Recently, a post on http://www.stephanspeaks.com, a well-respected relationship expert’s blog, caught my attention. What I got from it to roughly summarize is, “Guys want all the relationship perks without having to cut ourselves off from other women.” Most of the women I’ve spoken with seem to have similar sentiments but thinking this way is misguided in many situations and will lose you what could be very special.
Why buy the cow if you can get the milk for free right? Well, if he’s only in it for the milk, you’re already dealt a losing hand. That’s not a man you want to settle down with. The benefits of a relationship shouldn’t be his motivation to be with you. His love for you should satisfy his emotional appetite for a woman, and physically sacrificing the pleasures of the outside world would be a small price to pay, one he’d be happy to. Again, this is speaking to the “good man” that loves you and not just what you do for him. This is the man who’s already matured to a point of being able to settle down with just one woman. So if a good man has a good woman, there’s only one reason why he’s not settling down with you.
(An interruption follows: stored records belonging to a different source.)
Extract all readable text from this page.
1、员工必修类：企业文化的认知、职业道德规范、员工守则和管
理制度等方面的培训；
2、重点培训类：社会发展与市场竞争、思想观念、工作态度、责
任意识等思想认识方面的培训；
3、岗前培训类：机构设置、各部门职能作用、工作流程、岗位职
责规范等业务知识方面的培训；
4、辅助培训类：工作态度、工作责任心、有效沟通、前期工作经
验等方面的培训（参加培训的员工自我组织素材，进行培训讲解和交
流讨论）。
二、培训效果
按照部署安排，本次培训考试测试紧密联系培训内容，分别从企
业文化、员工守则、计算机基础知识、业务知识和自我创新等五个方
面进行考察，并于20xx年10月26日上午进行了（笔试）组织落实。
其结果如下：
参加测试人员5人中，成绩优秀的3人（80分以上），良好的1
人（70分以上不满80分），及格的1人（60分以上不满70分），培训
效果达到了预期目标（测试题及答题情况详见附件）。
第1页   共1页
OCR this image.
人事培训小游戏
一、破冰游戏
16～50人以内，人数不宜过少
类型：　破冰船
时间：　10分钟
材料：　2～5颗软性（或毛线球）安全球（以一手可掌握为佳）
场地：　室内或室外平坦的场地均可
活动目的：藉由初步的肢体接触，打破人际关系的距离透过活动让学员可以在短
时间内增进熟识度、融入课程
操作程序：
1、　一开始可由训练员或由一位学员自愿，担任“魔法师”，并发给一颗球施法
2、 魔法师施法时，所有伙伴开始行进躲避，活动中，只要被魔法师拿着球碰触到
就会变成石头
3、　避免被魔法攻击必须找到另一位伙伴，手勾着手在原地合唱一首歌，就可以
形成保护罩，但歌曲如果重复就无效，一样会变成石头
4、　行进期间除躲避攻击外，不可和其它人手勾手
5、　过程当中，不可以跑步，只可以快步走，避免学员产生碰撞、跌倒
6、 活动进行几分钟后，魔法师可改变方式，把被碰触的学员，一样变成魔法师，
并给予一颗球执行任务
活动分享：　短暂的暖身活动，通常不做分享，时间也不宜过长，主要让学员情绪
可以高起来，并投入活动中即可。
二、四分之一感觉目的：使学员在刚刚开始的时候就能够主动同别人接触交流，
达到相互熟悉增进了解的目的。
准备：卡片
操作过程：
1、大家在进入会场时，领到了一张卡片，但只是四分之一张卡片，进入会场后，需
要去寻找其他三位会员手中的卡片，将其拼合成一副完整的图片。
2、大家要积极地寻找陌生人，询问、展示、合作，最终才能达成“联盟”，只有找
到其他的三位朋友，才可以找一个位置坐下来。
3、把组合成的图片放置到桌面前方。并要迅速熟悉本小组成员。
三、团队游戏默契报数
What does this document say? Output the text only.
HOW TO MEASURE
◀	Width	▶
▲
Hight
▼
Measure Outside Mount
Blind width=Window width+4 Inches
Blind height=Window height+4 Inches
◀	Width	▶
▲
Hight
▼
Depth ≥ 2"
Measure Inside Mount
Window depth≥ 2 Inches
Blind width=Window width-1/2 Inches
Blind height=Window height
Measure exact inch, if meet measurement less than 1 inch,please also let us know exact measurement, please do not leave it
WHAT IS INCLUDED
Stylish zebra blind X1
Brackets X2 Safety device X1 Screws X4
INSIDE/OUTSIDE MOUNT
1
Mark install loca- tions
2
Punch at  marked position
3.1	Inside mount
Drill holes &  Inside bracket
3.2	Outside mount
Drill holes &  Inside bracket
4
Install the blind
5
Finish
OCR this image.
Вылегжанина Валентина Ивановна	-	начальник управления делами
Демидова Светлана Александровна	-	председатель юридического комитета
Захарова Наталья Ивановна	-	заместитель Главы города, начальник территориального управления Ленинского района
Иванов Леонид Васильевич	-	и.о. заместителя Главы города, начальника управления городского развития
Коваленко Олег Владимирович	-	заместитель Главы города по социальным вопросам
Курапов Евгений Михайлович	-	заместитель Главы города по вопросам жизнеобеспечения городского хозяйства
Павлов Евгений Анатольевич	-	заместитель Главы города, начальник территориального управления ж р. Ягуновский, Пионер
Don’t always try to press the issue to fancy the perfect plan you had for your love life. Amongst all the boys who come up with excuse after excuse for wanting their cake and eating it too, there are some very legitimate reasons for a man not wanting to settle down. For instance, good men are typically ambitious, great work ethic, and passionate about their goals. If he has a level of success he has to reach first before he can settle down in a relationship, then there’s nothing you should do to stop that. Men are much more than just sexually driven beings and relationships take more than exclusivity to last. It takes a strong commitment of time, emotional , and physical investment; things that could impede on a path to success. Why lock you down in a relationship, all the while leaving you lonely at night in the event he’s chasing his dream for days, weeks, or even months at a time. Does this mean the time spent with you and kind words from him are in vain? Absolutely not. If he’s emotionally and physically drawn to you, of course he’s going to act on it especially if it’s mutual. That’s human nature. So yes, he acts as if he’s in a relationship, but doesn’t want the expectations that come along with. While he has relationship feelings, he’s not relationship ready. This situation is as rare as are the good men who still exist, and it’s worth mentioning for that very reason. Don’t put what you want over who you want it with. Having the right ingredients doesn’t mean the cake is ready.
After fully understanding his reasoning for waiting, give it time. And no, “enough time” doesn’t mean “When you’re tired of being patient”. You can give him the ultimatum and force him to commit to instead of losing you, and your premature initiative will leave the enjoyment of the union one-sided. The last thing you want to hear down the road is, “Well I didn’t want a relationship in the first place.” Don’t get in a relationship because you’re tired of being single. If he’s good to you, good for you, and you have no doubt about his love then he’s worth the understanding.